The Abolitionist of the Year Award

12 January 2017 :


DEDICATION
 
To Martin O’Malley
Governor of Maryland
 
On 2 May 2013, Maryland became the 18th U.S. State and the sixth State in six years to abolish capital punishment when Governor Martin O’Malley signed legislation outlawing capital punishment at a crowded ceremony of immense symbolic significance. Attending was one-time Maryland death row inmate Kirk Bloodsworth, who was the first person in the U.S. freed because of DNA evidence after being convicted in a death penalty case.
“There are practical reasons why momentum is steadily shifting toward repeal,” O’Malley said. “The death penalty is expensive, it does not work, and it is administered with a clear racial bias. Repealing it is a matter of justice, a matter of public safety, and a matter of effective governance.”
O’Malley, a former Baltimore Mayor and Prosecutor, has lobbied lawmakers for seven years to pass legislation to end capital punishment. In 2008, he instituted a study on the death penalty and in 2009 he asked State Congress to pass abolitionist legislation. After this attempt at new legislation, O’Malley slowed the review of lethal injection protocols subsequent to changes in the drugs utilized in the procedure. The new protocol was never approved, O’Malley having successfully impeded further executions in Maryland.

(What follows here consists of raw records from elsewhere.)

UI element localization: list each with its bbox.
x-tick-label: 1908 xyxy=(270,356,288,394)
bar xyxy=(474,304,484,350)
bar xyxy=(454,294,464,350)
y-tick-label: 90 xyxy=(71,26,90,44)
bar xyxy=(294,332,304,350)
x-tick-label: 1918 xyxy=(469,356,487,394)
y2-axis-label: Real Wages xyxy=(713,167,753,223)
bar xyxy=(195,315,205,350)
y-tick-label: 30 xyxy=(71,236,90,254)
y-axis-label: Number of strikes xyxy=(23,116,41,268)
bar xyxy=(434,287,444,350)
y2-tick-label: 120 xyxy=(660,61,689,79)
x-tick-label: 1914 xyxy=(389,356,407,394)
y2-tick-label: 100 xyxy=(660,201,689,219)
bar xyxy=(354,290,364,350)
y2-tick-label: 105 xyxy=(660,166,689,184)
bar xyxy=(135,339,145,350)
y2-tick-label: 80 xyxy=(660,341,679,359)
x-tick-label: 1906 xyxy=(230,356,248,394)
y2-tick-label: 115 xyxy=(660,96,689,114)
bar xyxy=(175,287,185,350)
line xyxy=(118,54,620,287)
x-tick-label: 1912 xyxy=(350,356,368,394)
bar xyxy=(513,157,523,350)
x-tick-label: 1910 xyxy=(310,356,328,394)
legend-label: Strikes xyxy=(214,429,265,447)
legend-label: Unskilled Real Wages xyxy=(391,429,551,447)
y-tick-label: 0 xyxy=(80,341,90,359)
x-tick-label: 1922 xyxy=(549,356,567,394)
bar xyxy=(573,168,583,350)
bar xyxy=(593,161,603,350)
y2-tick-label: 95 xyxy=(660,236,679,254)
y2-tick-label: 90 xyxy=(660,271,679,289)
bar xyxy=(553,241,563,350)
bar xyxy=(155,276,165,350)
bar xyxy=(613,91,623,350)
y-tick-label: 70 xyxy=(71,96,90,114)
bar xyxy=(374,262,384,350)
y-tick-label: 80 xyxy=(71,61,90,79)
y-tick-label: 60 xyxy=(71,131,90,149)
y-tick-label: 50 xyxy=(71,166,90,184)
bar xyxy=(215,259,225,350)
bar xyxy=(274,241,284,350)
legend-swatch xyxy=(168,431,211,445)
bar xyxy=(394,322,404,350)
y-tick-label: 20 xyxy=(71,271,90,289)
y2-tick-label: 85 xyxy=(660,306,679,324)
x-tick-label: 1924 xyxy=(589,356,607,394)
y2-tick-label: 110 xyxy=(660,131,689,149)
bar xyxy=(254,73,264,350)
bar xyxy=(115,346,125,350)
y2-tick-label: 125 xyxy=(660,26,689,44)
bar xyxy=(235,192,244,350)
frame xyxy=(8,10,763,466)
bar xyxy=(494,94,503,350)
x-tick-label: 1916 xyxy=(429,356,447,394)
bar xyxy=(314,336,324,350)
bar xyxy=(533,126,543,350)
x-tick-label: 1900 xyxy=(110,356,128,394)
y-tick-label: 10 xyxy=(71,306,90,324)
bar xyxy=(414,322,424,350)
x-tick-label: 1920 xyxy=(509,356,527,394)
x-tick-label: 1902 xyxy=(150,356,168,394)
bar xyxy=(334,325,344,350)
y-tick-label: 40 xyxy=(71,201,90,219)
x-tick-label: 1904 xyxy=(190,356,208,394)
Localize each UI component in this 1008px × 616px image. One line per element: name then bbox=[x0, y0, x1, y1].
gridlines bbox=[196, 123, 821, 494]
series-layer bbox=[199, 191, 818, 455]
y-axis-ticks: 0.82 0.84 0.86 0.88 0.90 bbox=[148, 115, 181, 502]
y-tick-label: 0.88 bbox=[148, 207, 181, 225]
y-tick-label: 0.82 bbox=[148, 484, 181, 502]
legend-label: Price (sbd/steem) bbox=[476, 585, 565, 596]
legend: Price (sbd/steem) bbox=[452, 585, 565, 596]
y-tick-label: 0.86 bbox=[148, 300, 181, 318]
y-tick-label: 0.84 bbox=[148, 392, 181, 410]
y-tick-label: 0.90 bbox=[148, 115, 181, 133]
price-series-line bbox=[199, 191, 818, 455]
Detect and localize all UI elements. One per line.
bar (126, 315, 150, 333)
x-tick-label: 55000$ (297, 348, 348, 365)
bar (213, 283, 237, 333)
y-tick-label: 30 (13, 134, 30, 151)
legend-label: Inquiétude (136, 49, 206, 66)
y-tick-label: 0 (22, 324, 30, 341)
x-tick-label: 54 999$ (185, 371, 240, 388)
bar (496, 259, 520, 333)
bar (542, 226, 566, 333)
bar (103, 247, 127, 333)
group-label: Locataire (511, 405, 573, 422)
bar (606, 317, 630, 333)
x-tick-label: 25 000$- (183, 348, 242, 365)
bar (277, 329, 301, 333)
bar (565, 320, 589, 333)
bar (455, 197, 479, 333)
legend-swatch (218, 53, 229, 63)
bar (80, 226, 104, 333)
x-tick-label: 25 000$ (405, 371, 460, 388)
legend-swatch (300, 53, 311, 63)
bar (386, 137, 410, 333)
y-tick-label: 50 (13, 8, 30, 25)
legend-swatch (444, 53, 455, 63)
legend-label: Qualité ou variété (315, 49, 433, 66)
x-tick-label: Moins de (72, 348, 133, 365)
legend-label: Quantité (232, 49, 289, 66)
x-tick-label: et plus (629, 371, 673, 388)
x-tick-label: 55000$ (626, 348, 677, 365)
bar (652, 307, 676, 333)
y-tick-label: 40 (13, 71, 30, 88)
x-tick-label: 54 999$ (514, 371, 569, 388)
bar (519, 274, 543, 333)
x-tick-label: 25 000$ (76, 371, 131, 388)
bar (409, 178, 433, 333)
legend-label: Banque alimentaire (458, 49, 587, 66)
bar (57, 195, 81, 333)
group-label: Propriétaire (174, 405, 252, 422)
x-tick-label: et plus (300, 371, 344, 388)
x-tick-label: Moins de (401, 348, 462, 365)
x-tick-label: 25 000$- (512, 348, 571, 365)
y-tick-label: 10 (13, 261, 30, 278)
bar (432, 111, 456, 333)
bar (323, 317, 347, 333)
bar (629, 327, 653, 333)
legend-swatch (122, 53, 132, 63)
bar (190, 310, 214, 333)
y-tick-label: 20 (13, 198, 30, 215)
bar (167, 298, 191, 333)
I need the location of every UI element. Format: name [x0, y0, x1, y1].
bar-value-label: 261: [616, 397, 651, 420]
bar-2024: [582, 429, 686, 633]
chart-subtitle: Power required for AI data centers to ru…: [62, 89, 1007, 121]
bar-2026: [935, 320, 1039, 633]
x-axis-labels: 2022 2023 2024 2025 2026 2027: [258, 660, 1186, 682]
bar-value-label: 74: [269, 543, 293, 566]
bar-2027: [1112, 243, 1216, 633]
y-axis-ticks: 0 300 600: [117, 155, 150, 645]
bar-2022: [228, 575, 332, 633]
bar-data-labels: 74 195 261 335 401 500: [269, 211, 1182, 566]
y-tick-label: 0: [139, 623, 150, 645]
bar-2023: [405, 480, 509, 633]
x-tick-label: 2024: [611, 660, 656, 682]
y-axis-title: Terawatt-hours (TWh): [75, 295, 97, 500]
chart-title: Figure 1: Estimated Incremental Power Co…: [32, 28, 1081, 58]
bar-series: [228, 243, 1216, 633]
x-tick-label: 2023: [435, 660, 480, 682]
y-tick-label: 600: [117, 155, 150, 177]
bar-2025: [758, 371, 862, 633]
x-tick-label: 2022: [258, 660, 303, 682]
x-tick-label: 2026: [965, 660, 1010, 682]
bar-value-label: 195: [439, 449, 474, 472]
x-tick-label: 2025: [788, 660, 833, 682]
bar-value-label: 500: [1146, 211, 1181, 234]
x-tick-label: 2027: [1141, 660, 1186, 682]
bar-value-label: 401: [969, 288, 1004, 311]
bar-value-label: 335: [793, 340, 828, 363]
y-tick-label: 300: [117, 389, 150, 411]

The new abolitionist legislation was approved by the State Senate on 6 March and by the State House of Representatives on 15 March. While the law is not automatically retroactive, O’Malley announced that he would examine the cases of five inmates on death row with an eye towards clemency.
The abolition of capital punishment was the first of a series of measures to get the Governor’s signature during a ceremony that included other socially liberal measures passed during the legislative session. O’Malley also signed bills to strengthen gun control, legalize medical marijuana, allow undocumented immigrants to obtain driver’s licenses and in-state tuition discounts at the State’s colleges and universities.